(New York) Les cours du pétrole ont terminé en hausse vendredi, sur la foi de nouveaux chiffres américains qui témoignent de la robustesse de la demande, avec une offre toujours maîtrisée.

Agence France-Presse

Le baril de Brent de la mer du Nord pour livraison en septembre, dont c’était le dernier jour de cotation, a terminé en hausse de 0,37 % ou 28 cents, à 76,33 dollars, à Londres.
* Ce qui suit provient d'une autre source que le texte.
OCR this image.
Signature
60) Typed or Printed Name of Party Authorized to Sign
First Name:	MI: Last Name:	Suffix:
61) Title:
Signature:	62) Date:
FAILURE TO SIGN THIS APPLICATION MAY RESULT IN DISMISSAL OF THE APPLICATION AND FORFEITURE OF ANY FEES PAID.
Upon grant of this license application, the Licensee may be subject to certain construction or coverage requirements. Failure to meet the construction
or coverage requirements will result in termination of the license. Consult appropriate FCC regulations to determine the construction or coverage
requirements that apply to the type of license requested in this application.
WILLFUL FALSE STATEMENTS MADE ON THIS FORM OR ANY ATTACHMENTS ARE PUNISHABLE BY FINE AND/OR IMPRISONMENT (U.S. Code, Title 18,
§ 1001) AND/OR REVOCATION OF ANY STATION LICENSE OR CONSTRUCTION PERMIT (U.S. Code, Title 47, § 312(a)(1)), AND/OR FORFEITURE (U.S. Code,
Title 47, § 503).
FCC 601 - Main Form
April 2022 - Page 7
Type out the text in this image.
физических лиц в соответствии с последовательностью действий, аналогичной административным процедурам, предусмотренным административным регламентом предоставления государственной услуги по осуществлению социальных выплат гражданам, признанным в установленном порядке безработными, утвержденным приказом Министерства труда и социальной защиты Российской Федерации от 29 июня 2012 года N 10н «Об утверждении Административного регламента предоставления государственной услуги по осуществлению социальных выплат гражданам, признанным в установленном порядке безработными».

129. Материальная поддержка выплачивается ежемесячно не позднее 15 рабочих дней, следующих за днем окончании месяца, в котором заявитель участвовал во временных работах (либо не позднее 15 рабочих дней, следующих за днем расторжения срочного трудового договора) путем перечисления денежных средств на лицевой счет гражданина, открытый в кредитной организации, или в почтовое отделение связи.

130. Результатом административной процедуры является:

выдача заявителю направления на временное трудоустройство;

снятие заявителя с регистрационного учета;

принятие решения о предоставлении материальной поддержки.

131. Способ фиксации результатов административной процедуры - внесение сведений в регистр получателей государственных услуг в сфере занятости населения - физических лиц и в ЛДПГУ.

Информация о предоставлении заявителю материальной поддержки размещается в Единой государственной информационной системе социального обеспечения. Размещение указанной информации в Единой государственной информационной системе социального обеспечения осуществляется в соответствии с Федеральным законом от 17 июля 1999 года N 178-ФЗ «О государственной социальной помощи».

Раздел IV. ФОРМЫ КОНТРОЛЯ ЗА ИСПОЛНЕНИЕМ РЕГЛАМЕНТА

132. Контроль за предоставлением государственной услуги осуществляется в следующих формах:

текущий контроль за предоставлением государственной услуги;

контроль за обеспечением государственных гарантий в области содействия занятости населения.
À New York, le baril de WTI américain pour le même mois a lui gagné 0,44 % ou 33 cents à 73,95 dollars.

Sur la semaine, le Brent a gagné 3 %, tandis que le West Texas Intermediate a progressé de 2,60 %.

Après avoir légèrement baissé en début de journée, les prix de l’or noir ont accéléré, malgré l’appréciation du dollar, dont le parcours est souvent corrélé à celui du pétrole, en sens opposé.

Pour Phil Flynn, du courtier Price Futures Group, la publication d’un rapport sur la demande de produits pétroliers aux États-Unis en mai par l’Agence américaine d’information sur l’énergie (EIA) a apporté une nouvelle preuve du rétablissement de l’économie américaine.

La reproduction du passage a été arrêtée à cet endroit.